Monday, October 18, 2010
I was talking to a friend during our evening walk and mentioned that how as a newly married woman I had found a question about maintainance money very awkward. She replies, but I get it too, and I was quiet for a moment as I had thought that is was funny to be getting money that one would spend on oneself from the husband. In fact my take on the issue was that once the intense phase of infant care and early childhood are over a woman should earn to contribute towards the family kitty. In this of course I had never taken into account the massive housework that is single handedly done by Indian housewives. I do not know about the finer points about these factors that grant spending ability to a woman in these situations but truly it had never occurred to me. Her forceful point that women who take care of the house should have some money solely kept aside for their own care sounded very logical. She gets massages and facial done with the money, with the rest she keeps saving it till a bigger amount is there, here, she showed me, 'these ear rings I got with this saving!' Well, either I am dumb or I can silently hope that practicality and worldly ways dawn upon me before I hit forty.

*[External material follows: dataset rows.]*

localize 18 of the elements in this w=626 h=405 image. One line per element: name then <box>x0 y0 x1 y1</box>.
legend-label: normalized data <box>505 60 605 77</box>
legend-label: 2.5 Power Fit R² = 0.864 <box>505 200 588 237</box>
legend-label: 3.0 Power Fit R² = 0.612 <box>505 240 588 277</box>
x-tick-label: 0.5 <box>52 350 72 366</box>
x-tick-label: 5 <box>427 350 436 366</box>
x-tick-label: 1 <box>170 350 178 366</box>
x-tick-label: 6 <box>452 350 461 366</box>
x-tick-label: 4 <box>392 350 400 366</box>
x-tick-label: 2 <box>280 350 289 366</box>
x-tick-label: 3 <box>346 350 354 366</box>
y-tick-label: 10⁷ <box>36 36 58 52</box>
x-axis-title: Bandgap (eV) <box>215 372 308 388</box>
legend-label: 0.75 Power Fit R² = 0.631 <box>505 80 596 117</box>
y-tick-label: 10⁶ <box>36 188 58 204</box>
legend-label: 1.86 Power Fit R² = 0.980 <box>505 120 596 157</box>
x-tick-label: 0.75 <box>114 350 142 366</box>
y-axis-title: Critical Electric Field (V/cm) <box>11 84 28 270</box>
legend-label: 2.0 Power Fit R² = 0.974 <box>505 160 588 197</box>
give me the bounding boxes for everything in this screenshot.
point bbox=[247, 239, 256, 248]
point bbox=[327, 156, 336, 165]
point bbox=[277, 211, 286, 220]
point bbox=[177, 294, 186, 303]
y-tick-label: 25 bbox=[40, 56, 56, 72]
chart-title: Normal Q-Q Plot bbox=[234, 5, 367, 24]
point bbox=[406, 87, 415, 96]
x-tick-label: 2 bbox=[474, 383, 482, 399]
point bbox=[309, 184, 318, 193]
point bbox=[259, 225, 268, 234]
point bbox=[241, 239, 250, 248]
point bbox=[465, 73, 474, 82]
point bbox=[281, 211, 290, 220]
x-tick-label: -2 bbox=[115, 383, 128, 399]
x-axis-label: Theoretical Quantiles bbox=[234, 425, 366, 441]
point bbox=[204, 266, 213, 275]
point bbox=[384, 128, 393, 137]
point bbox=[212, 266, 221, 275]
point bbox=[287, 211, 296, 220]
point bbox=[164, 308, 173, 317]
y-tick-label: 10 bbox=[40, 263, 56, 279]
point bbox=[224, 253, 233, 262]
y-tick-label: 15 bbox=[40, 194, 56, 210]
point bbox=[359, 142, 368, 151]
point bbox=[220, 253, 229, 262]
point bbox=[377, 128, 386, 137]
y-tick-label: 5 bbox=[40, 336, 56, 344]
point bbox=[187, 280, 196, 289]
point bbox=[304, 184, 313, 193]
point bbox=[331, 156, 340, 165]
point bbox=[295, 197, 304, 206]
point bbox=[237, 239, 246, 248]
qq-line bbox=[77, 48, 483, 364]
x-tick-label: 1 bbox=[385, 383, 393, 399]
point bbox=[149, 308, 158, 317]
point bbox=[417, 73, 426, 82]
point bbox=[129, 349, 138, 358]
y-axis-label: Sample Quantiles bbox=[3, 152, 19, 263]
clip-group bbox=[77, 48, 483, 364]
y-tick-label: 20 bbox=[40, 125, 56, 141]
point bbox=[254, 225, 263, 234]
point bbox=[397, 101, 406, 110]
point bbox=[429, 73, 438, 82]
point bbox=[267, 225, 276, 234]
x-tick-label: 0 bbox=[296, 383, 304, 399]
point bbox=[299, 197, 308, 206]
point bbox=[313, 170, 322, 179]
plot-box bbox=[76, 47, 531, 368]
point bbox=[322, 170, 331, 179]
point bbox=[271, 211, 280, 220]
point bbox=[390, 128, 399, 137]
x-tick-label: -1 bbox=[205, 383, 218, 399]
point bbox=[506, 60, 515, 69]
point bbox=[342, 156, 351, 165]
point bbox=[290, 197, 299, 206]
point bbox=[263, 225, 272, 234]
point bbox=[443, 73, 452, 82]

The Rabindranath novel I was reading speaks of these feminist issues, am amazed that the issues are still contemporary. The central character, Kumudini refuses to accept precious jewelry that her husband gifts her as he continuously tries to show her side of the family down, she accepts a crumpled paper with cardamom seeds that a child gives her with joy. She is completely reliant on her husband and yet she struggles to resist the attempts by the husband to control her.She is shown to be brought up lovingly by her brother and this instills in her the confidence to turn down that which is given to her without respect.